In January last year, the 50-year-old Australian appeared to have won a reprieve on the grounds he was a suicide risk if he was kept in solitary confinement at a maximum security US facility.

But the US government appealed, and at a two-day appeal hearing in October its lawyers pointed to diplomatic assurances that Assange would not be held in punishing isolation at a federal supermax prison, and would receive appropriate care.

Julian Assange

Assange appealed that ruling and, in January, two judges allowed him to apply to the country’s highest court on “points of law of general public importance”.

But the court refused permission to appeal, saying the application “didn’t raise an arguable point of law”.

Last month, Britain’s Supreme Court had refused Assange permission to appeal against a High Court decision to extradite him to the US to face espionage charges.

A Supreme Court spokesperson said that the appeal “did not raise an arguable point of law”, Xinhua news agency reported.

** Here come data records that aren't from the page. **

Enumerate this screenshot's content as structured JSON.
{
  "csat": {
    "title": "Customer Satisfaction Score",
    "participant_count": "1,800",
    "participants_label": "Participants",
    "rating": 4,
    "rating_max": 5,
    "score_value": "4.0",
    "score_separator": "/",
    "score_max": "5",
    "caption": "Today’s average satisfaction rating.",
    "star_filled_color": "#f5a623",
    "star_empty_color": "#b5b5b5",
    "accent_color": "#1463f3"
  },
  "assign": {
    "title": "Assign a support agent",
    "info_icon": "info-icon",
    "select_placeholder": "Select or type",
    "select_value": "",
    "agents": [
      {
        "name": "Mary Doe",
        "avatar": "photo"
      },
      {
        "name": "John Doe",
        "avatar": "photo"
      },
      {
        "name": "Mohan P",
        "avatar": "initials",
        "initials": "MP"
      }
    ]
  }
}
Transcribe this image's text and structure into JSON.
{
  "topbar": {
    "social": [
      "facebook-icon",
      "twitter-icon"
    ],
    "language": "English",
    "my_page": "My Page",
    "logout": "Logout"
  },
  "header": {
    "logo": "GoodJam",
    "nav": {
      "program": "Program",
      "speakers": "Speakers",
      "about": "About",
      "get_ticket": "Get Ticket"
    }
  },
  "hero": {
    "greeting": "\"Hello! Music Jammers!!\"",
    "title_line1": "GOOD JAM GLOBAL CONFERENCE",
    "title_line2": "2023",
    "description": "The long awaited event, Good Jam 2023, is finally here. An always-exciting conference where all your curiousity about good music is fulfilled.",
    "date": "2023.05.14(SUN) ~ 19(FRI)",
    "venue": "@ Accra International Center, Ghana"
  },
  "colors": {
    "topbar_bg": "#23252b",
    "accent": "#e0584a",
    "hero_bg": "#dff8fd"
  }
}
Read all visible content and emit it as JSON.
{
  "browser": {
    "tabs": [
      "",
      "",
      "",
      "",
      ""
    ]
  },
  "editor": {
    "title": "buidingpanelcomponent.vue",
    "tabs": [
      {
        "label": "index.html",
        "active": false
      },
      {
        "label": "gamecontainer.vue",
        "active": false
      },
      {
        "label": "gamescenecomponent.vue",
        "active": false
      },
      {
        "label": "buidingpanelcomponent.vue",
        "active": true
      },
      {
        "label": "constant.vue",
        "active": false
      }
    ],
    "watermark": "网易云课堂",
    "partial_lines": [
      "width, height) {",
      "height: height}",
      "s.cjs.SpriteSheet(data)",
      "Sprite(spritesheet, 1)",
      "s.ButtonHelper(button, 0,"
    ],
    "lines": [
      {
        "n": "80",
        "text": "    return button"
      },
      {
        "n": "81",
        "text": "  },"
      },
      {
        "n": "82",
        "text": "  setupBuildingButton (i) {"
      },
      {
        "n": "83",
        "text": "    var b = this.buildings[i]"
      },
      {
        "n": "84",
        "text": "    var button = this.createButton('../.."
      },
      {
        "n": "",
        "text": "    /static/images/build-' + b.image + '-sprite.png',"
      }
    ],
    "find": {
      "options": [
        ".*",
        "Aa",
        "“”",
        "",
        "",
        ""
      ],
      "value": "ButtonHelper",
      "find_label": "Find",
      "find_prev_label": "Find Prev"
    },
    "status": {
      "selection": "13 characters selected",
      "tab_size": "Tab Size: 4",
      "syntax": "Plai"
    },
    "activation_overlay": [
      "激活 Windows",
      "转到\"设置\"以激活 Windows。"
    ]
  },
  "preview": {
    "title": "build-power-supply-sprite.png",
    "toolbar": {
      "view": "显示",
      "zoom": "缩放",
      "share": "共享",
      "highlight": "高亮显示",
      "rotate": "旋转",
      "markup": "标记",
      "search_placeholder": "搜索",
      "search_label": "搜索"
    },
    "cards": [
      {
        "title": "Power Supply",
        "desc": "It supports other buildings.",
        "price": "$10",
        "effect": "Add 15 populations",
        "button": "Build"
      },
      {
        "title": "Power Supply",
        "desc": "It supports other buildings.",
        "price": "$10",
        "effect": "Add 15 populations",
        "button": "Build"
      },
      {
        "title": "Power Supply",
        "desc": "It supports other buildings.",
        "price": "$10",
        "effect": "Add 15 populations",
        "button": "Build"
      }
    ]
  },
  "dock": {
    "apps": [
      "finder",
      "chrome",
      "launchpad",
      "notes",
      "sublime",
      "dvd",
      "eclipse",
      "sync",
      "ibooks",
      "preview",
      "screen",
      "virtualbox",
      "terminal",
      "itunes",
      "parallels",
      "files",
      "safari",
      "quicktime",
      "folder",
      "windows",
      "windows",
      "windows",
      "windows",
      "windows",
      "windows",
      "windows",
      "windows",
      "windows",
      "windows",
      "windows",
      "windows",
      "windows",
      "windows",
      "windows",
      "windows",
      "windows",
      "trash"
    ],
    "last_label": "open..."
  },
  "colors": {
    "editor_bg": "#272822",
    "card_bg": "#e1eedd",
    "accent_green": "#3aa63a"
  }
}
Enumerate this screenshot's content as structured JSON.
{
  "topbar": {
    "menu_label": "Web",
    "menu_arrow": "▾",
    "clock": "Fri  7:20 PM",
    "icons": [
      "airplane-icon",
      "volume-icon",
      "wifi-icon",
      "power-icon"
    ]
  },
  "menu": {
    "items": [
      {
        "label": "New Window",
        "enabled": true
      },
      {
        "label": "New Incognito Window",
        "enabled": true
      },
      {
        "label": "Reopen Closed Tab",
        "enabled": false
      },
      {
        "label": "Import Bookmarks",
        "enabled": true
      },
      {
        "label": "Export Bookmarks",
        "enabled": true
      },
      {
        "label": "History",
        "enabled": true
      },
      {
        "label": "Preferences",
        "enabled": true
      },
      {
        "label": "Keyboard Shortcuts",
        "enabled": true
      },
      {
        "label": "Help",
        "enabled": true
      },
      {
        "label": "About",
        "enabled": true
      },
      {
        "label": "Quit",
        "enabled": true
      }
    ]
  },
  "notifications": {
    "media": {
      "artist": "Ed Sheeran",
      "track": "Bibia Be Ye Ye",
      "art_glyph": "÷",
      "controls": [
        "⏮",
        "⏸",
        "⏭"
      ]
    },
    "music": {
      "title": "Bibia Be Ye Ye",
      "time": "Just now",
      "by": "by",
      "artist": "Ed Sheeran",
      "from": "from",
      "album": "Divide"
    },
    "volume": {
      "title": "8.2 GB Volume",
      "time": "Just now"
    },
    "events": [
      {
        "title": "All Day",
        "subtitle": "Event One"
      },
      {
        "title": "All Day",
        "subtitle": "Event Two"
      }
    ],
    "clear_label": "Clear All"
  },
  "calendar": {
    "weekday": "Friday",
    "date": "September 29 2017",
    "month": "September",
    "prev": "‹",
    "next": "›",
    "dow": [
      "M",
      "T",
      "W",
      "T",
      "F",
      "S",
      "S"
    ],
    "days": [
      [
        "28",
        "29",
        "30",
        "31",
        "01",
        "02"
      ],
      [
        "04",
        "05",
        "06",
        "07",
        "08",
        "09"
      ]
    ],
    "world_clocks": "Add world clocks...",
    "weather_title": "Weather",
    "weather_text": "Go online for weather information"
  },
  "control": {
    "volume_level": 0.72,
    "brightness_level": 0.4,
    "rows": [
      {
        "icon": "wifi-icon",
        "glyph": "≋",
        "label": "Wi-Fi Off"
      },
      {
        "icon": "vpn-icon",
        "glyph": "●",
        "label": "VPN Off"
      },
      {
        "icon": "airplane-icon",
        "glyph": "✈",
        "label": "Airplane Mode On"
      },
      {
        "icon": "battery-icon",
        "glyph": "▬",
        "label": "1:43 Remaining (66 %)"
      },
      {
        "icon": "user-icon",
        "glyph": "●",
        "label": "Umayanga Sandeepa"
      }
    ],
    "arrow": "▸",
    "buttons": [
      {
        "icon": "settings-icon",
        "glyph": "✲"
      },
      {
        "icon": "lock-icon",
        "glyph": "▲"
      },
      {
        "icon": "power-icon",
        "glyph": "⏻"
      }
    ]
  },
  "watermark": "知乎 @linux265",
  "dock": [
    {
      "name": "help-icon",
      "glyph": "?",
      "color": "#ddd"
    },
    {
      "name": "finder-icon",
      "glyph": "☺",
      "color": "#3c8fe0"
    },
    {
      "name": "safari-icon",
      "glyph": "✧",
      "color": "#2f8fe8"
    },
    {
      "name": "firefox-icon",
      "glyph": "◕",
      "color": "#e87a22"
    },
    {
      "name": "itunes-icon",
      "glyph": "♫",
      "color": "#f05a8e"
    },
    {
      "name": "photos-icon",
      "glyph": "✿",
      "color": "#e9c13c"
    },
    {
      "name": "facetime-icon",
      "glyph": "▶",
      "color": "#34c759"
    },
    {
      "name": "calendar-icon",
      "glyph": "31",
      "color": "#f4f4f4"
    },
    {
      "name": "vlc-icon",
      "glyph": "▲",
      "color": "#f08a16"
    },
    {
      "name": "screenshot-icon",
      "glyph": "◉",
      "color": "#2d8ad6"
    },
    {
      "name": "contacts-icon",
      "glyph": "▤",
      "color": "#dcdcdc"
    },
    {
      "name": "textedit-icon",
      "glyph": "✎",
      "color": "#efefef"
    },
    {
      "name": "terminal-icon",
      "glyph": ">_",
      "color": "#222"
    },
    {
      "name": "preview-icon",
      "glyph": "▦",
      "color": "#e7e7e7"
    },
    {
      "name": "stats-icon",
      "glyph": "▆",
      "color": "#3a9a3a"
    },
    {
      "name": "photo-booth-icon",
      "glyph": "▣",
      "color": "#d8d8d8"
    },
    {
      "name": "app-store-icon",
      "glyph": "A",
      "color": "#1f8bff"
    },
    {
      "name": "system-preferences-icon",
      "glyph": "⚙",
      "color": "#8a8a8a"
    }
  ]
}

In December 2021, Britain’s High Court ruled that Assange can be extradited to the US, as it overturned a lower court ruling based on concerns about Assange’s mental health and risk of suicide in a maximum-security prison in the US.

Assange’s lawyers had sought to appeal against the High Court’s decision at the Supreme Court.

Assange, 50, is wanted in the US on allegations of disclosing national defense information following WikiLeaks’s publication of hundreds of thousands of leaked military documents relating to the Afghanistan and Iraq wars a decade ago.

He has been held at south London’s high-security Belmarsh Prison since 2019.

Lawyers for the US said earlier that Assange would be allowed to transfer to Australia, his home country, to serve any prison sentence he may be given.